252 Views Asked by At

I have recently found the following statement of the support vector machine problem in a paper while doing research for a seminar. Let $P$ be the matrix with rows of positive samples, $N$ of negatives, and $w, \gamma$ define the classifier. $$\begin{aligned} \min (1-\lambda)(1^Ty+1^Tz)+\frac\lambda 2\lVert w\rVert_2^2\\ s.t.\quad\quad-Pw+1\gamma+1\le y,\\ Nw-1\gamma+1\le z,\\ y,z\ge 0, \end{aligned}$$ The way I understand the kernel trick is that if we want to pull our data into a higher dimension using some transformation $\varphi$ to then solve the SVM problem in that higher dimension, we only need a function $k(x_1, x_2)=\varphi(x_1)\cdot \varphi(x_1)$ called a kernel function, and never need to apply $\varphi$ directly.

Now usually the kernel trick is introduced as a specific advantage of the dual problem, not the primal. However, in the above statement of the primal SVM problem, only dot products of vectors appear! The dot products of $w$ with itself for $\lVert w\rVert_2^2$ and of samples with $w$ in the constraints.

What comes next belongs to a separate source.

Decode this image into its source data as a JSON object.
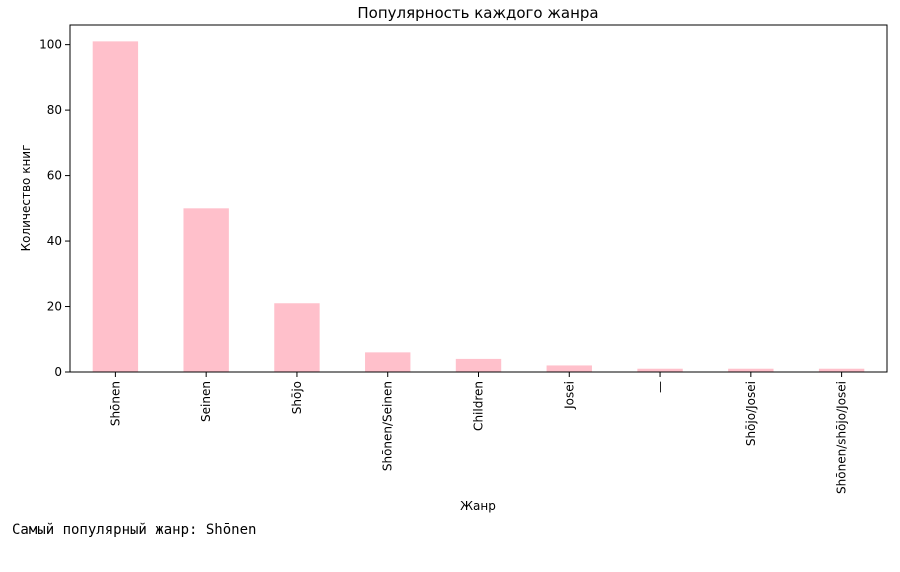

EDIT: I understand now that one key advantage is being able to precalculate dot products of the training data before optimizing. But still isn't it possible (and useful) to apply a nonlinear transformation into a higher space in the primal?

Is there a reason why we can't replace the dot products in the problem with the kernel function, thereby applying the kernel trick in the primal?

1

There are 1 best solutions below

4
On BEST ANSWER

The Kernel trick has two advantages:

  1. It allows you to summarize the relevant aspects of the data in the sense that you do not need the original data anymore, as long as you have the kernel.

  2. You can apply a nonlinear transformation to the data without explicitly stating what the transformation is, e.g., by using the Gaussian kernel.

You cannot do either in the primal problem.